While railroad technology may no longer represent the forefront of engineering, the club still attracts students. "My research interests focus on virtual worlds, and Gifford City is definitely a virtual world," says Rebecca Perry, a doctoral student in the department of Science, Technology, and Society who joined TMRC in early 2012. "It's a great way of thinking about physical model systems."
Member-operated trains are electronically powered and move at scale speeds of 100 miles per hour (about 1.15 miles per hour in real time). The track is modeled on the Boston and Albany Railroad, and Gifford City is loosely based on Boston and Cambridge.
"It's more than just engineering technique," says TMRC electronics consultant John Purbrick '73. "It's part engineering, part art."
Members create buildings and most scenery from scratch, and they repaint locomotives in MIT's cardinal and gray.

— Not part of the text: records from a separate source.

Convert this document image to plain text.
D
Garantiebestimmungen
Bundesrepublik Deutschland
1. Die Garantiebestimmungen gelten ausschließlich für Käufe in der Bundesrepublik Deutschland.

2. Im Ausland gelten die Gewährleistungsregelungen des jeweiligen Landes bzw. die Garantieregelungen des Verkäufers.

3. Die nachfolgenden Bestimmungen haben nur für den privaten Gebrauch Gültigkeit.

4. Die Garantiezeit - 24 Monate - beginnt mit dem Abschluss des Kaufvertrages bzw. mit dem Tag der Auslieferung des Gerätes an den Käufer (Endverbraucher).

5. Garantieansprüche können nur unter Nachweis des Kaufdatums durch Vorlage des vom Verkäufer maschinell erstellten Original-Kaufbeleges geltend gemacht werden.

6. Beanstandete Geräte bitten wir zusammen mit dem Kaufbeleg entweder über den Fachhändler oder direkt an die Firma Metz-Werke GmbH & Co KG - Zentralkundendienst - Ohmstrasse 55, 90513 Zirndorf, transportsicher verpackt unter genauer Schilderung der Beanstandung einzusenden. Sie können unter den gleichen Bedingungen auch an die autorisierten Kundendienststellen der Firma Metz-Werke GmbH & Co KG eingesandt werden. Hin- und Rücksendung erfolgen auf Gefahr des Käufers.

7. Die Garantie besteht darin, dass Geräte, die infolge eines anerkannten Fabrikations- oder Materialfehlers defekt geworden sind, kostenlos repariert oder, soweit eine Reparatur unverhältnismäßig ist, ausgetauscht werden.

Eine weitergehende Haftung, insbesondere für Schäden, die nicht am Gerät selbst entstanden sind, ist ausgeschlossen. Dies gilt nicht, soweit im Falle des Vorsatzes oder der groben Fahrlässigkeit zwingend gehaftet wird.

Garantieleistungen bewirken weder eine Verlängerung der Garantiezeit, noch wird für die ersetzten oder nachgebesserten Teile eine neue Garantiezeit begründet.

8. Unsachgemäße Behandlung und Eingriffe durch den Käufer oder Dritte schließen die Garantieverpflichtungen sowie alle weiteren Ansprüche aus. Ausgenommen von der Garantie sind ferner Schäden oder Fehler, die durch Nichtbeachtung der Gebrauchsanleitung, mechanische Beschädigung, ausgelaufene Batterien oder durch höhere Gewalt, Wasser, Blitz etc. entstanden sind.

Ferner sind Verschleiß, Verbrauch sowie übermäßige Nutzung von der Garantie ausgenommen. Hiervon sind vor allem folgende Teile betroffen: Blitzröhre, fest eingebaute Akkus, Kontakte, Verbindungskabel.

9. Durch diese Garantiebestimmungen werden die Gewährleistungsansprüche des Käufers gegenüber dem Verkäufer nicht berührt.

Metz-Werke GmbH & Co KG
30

Many buildings pay homage to MIT, including a miniaturized Green Building, whose façade doubles as a game screen to play Tetris.
Past TMRC members have had careers with real railroads. J. Reilly McCarren '77, for example, is chairman of the board of the Arkansas & Missouri Railroad, and Joshua Coran '68 is the former chief mechanical engineer for the Alaska Railroad Corporation.
Founded in 1946, the club has declined in membership since its 1960s peak, when it was a 24-hour operation. But there are no plans to close shop.
"The new fashion in model railroading is multiple, connected decks. We'd like to add an upper level, a small mountain town named Sawyer, above our current track," says John McNamara '64, who builds scenery. "That's our next goal. We've already got the layout planned."